Skywork-13B-base is a state-of-the-art bilingual foundation model designed with a unique "thin and deep" architecture, featuring 52 layers compared to traditional 40-layer designs. The model demonstrates exceptional performance across multiple benchmarks, including C-Eval (60.6%), CMMLU (61.8%), and MMLU (62.1%).
Implementation Details
The model employs a modified architecture with 4,608 hidden dimensions and 12,288 FFN dimensions, utilizing a custom vocabulary of 65,536 tokens optimized for bilingual processing. The tokenizer implements Byte-Pair Encoding with specific allocations for Latin characters, Chinese characters, and specialized tokens.
- 52 transformer layers (compared to traditional 40)

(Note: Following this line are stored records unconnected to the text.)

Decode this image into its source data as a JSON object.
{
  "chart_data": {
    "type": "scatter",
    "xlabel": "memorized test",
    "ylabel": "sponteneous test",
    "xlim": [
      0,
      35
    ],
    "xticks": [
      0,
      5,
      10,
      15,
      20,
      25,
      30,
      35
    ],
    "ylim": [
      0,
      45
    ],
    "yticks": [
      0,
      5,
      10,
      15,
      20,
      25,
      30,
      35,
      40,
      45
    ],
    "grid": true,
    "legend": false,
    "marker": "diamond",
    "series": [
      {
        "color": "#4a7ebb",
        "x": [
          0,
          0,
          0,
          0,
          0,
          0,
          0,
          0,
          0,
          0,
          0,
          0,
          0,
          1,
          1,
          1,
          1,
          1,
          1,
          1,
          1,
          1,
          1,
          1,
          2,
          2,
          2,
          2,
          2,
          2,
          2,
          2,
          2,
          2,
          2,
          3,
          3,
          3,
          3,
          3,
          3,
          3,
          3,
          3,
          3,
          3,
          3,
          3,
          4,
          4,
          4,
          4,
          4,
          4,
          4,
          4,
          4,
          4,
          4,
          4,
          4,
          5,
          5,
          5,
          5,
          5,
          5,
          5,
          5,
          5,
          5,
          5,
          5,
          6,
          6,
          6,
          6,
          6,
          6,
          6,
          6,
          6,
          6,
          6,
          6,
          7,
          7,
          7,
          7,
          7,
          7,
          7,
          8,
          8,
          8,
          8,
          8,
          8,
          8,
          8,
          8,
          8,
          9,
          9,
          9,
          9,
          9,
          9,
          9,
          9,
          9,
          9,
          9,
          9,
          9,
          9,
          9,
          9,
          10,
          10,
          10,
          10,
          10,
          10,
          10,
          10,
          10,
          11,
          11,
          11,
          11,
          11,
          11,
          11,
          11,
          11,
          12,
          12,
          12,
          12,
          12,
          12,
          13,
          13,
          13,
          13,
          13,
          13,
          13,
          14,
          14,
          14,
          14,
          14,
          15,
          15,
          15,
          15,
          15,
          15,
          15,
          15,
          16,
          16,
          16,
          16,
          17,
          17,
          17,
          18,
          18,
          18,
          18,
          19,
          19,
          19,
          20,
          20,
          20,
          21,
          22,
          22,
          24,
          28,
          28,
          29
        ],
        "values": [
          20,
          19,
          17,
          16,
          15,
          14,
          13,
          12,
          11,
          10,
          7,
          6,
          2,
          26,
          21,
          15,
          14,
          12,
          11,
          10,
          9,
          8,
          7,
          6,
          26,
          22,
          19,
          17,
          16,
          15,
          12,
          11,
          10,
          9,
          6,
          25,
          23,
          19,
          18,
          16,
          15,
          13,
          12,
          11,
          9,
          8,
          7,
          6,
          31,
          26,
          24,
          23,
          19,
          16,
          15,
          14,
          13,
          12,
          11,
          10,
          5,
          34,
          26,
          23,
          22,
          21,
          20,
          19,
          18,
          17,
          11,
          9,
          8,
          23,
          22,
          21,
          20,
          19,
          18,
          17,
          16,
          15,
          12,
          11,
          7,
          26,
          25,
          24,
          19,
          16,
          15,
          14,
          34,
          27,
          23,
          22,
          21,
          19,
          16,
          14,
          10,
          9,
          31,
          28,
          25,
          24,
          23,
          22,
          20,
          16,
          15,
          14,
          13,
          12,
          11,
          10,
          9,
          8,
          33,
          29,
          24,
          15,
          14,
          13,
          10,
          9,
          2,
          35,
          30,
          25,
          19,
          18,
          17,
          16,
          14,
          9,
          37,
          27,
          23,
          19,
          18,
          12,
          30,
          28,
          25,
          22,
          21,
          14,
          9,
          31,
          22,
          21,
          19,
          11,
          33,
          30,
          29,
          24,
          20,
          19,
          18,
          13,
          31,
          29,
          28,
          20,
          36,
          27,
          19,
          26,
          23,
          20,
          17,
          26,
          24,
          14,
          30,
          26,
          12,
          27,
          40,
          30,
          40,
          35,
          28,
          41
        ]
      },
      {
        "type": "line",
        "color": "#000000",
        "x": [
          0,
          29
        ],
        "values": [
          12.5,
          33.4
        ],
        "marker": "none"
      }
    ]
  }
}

- 4,608 hidden dimension size
- 36 attention heads
- Custom 65K vocabulary
Core Capabilities
- Superior bilingual understanding and generation
- Strong performance in technical and academic content
- Efficient code processing capabilities
- State-of-the-art performance in multiple benchmarks
Frequently Asked Questions
Q: What makes this model unique?
The model's distinctive "thin and deep" architecture with 52 layers and optimized dimensions, combined with its carefully curated multilingual training data, sets it apart from other models in its class.
Q: What are the recommended use cases?
The model excels in bilingual applications, academic content processing, technical documentation, and code-related tasks. It's particularly well-suited for applications requiring strong Chinese-English capabilities.